I can’t see how schools seem to communicate so badly - surely this approach must be more stressful for teachers too? Unless it’s a sudden emergency I can’t see why this would happen so regularly.

It would need to have the input of somebody who actually knows the technical side of how communications go out and how parents respond.

But that's not a teacher/SLT, so they wouldn't be listened to. Teaching staff don't want to be concerned with the minutiae of the apps and how they select particular fields, that it's going to take 6 hours to put letters in envelopes and individually label them then sort them into class order or that giving admin the spreadsheet with a field for class on it would mean they'd be able to filter and sort alphabetically then create a mail merge, rather than a 'just send it to those who need it in year 6' or a screenshot of a non sorted list where each letter has to be edited manually.

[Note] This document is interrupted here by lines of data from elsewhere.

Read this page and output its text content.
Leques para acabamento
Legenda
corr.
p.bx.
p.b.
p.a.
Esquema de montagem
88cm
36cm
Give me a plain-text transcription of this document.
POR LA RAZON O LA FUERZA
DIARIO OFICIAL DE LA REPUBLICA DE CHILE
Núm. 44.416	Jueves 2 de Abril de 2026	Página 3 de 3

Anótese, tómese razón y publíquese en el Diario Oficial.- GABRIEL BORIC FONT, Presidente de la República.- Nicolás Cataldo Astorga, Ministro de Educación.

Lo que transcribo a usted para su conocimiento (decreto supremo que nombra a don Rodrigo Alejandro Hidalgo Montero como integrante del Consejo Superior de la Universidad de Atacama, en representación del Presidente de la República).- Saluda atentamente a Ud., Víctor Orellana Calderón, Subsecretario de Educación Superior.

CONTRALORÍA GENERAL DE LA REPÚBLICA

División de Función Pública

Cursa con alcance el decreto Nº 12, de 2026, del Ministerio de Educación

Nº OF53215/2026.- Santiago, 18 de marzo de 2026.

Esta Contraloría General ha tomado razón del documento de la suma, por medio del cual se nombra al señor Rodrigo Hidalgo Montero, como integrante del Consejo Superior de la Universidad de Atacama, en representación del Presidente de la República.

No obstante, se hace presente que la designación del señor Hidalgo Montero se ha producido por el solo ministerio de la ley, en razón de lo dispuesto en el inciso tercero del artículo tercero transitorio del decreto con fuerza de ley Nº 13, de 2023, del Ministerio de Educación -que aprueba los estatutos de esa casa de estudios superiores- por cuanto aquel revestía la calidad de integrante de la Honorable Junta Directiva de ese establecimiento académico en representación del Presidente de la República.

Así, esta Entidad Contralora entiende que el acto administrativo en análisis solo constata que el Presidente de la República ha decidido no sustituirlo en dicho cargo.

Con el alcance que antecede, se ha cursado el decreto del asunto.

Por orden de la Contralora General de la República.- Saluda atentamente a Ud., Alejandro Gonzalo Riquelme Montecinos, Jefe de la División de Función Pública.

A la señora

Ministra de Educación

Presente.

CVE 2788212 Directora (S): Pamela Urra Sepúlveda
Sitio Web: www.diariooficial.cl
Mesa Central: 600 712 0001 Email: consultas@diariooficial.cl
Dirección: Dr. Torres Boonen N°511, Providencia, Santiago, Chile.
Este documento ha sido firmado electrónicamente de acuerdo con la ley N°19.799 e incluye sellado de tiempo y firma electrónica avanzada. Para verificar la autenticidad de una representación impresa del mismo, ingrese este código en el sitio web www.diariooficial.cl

In short, teachers are great at communicating learning concepts. They're frequently not anywhere near the same level in communicating in good time or understanding the practicalities of mass communication and administration.

Oysterbabe · 07/09/2022 12:32

Yesterday DD Y2 arrived home with a reading book in her book bag which is leagues ahead of where she is, it's a 150 page chapter book with complex language and she's not there yet. I've heard through the grapevine that she isn't expected to read it, they were just told to choose any book they like the look of to read with their adult. We figured it out by piecing things we'd heard together on the parents WhatsApp chat. If I ask DD anything about school she always says 'I don't know' or 'I can't remember'.
Also we don't know which days PE is yet. Someone thought it might be Wednesdays and Fridays so I've sent kit in.
All par for the course.

Winnietheboo · 07/09/2022 12:36

Trying to say this as diplomatically as possible...sometimes when the admin roles are terribly paid and the role encompasses a tonne of duties for that low wage the quality isn't always...good. It used to be the case that plenty would apply as its term time work but here anyway that's not the case anymore and the quality of applicants isn't always great. Not saying in this case its their fault and its likely a combination of other things as well but yeah, schools need better investment basically.